Many other questions relevant to contemporary readers are dealt with along the way: judgement; God’s attitude to violence; various accusations of new atheists like Richard Dawkins; and whether it’s all just wishful thinking.

Trained as a historian, Dickson’s historical notes are especially helpful1: there are timelines scattered throughout plotting biblical history side by side with contemporaneous events; textual and archaeological evidence that confirms what the Bible says (or in some cases fails to confirm it); and suggested resources for finding out more. Dickson’s scholarly integrity is reassuring: evidential support is not overstated; limitations are noted; straw men are avoided.2 What we get, then, is a book that presents (in brief) the overall story of the Bible integrated with the story of us and our history and our world.

There are a couple of less than satisfying parts of the book. I found the explanation of the Christian’s relation to the Jewish Law confusing (though the discussion of the Law itself is excellent).3 Also, the discussion of the Christmas story in terms of hoping against hope, gives the impression of recommending irrational belief, which is out of kilter with the rest of the book’s emphasis on the reasonableness of the Bible’s claims. However, the final chapter, ‘How everything is good again: The re-creation story’ is a highlight. Popular quasi-Christian depictions of what lies beyond death have left many Christians as well as non-Christians with a distorted picture of the Bible’s account of heaven and the afterlife, and the implications for life now. This chapter is an excellent remedy.

I wish there were more books like this. So often Bible teaching and apologetics are seen as mutually exclusive activities: one done on the Bible’s terms, the other on the world’s terms. Similarly Christians and non- Christians are often seen as mutually exclusive audiences. The Doubter’s Guide defies these divisions, treating people as people, and good scholarship as good scholarship. It tells the story of the Bible and deals with questions as they arise, in the terms relevant for the question. It acknowledges that questions sometimes straddle different disciplines. It acknowledges that Christians as well as non-Christians can be doubters, and that both groups will have questions they need answered—not only for overcoming sceptical objections, but for resilient confidence in the Bible.

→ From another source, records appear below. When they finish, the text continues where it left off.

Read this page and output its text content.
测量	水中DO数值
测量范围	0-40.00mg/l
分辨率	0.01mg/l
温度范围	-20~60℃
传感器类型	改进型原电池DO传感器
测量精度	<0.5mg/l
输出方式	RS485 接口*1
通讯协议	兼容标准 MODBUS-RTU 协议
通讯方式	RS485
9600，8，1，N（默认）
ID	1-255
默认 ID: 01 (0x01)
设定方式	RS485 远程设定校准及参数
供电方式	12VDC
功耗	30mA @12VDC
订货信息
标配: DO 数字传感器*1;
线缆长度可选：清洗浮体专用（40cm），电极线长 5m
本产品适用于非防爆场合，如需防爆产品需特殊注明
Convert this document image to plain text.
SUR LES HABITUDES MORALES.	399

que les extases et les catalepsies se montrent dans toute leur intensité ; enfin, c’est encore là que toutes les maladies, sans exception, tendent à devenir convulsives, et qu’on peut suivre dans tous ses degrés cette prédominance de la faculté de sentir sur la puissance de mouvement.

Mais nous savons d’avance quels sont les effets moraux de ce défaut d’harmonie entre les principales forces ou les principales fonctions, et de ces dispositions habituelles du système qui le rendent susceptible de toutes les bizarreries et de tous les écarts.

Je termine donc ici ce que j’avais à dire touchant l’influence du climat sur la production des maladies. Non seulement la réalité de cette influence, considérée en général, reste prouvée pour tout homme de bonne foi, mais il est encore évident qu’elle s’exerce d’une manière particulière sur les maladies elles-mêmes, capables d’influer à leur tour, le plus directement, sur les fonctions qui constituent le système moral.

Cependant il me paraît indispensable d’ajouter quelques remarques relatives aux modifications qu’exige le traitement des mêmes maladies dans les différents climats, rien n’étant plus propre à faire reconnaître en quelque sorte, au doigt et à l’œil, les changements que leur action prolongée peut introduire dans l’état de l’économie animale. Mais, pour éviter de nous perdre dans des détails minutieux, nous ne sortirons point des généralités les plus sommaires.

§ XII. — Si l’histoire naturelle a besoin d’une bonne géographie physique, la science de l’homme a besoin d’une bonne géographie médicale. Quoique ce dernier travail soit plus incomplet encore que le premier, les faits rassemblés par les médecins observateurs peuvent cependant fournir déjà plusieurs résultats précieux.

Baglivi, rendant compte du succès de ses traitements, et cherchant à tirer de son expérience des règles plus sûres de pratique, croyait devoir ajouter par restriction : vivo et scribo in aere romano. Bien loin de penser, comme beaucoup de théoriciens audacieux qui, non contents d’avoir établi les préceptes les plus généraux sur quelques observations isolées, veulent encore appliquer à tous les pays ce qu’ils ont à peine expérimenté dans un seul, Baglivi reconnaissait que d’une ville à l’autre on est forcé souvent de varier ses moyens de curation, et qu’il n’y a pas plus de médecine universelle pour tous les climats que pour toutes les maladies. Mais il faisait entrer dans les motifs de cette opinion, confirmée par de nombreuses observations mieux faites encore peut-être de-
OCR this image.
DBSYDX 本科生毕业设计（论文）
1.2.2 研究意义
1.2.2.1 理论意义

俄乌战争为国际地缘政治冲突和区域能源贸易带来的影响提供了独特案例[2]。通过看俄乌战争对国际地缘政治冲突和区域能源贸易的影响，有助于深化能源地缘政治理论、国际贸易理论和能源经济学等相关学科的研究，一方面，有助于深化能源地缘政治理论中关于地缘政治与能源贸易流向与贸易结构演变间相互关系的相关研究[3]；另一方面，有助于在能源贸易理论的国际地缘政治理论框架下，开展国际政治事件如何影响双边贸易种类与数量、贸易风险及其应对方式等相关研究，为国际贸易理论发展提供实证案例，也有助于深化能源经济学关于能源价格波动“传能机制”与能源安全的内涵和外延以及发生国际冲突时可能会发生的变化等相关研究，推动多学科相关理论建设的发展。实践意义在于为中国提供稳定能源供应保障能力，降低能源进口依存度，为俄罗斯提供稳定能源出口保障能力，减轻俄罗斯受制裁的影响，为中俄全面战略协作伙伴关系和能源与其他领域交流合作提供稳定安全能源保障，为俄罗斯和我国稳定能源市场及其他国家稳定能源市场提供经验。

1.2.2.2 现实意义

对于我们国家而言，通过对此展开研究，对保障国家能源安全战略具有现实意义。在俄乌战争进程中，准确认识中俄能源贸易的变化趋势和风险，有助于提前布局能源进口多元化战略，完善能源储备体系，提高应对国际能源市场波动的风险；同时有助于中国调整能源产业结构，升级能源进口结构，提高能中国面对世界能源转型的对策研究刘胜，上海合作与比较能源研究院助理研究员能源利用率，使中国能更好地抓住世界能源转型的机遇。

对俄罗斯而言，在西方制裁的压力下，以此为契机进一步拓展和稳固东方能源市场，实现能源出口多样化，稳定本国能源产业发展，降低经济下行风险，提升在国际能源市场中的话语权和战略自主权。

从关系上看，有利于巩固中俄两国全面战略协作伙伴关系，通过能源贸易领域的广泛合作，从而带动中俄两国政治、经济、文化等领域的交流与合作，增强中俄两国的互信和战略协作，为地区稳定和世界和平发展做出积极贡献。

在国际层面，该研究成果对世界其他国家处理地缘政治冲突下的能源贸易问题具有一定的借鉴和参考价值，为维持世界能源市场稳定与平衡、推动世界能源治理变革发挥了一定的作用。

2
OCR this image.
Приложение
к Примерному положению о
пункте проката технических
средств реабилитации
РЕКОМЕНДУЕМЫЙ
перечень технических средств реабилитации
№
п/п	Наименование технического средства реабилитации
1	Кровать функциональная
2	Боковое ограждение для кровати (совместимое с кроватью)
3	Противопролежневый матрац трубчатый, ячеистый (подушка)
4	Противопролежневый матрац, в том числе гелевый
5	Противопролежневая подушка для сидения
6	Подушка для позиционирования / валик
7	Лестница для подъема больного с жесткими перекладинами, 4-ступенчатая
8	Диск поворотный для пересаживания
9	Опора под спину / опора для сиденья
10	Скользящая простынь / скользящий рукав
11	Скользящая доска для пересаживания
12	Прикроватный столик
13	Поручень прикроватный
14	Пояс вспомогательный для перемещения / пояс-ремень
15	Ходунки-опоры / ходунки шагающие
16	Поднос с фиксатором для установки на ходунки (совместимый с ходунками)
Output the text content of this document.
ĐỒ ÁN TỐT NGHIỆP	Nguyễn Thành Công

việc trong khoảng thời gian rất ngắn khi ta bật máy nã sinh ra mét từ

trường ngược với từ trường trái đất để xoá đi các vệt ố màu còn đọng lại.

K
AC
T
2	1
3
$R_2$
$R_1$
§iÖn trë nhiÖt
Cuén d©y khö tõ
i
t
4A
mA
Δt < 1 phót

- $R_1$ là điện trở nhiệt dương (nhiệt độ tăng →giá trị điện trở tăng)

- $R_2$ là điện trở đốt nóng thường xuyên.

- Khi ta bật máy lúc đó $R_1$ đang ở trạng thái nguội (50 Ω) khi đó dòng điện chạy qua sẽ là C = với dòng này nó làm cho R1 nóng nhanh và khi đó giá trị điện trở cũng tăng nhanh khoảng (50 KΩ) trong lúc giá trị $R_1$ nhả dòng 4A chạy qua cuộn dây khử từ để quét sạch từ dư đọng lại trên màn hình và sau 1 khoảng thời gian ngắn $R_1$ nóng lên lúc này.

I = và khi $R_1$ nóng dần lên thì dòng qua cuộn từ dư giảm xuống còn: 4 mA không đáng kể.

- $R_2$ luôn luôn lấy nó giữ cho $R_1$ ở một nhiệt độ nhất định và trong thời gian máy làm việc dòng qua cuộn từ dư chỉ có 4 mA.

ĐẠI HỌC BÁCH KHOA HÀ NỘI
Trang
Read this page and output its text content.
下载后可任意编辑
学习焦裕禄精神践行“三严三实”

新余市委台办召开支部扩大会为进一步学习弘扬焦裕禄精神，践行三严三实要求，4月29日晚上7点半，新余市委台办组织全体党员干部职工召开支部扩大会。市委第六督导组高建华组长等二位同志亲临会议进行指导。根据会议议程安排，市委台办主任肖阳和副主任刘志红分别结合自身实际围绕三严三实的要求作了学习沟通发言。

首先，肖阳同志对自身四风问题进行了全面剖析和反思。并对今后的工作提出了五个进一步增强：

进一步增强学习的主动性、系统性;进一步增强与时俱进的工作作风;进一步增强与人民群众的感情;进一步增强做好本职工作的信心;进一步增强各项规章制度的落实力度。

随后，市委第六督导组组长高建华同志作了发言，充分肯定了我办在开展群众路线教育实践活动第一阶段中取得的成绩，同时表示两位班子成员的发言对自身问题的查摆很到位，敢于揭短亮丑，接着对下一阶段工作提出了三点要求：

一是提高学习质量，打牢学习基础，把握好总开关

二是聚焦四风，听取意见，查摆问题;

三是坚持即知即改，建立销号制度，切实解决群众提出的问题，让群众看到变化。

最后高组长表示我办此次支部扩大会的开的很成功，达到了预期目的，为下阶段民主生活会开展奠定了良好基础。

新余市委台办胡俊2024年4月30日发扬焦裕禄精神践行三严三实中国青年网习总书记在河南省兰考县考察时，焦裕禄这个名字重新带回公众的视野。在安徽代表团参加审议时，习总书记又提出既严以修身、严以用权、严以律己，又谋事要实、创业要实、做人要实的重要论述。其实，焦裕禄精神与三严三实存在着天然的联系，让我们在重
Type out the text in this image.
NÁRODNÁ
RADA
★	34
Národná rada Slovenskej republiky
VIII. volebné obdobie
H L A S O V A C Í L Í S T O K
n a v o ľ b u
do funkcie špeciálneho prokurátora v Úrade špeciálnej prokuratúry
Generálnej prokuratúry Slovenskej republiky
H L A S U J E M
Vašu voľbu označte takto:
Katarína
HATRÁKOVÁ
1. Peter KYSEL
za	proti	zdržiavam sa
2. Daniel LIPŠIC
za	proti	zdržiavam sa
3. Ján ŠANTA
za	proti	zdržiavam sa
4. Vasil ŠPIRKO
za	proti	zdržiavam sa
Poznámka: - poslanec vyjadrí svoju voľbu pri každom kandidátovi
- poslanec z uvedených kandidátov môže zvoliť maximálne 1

You cannot read this book and come away thinking that the Bible exists in some kind of religious bubble that floats free of the world we inhabit, or that it is a collection of ancient writings with no relevance to life today. Itself difficult to pigeonhole, this book also makes it difficult to pigeonhole the Bible.

Who should read it? People interested in life, the universe and everything. There’s a better answer than 42.

E N D N O T E S

1 Although this book is not primarily about historical evidence for the Bible—Dickson has done this elsewhere (e.g. The Christ Files, The Life of Jesus. See www.johndickson.org/books.html for details).

2 The discussion on the alleged lack of evidence for the exodus is an excellent example of this (pp70f).

3 He writes that the ‘light of the Old Testament Law is refracted through the prism of the Christ-event’ (p85). Admittedly, I haven’t read the book Dickson recommends for people who want to understand this relationship more fully—perhaps if I did so the meaning of this image would be clearer—but it would be good if it was clearer in the text, and I hope Dickson will revisit it if there is a second edition.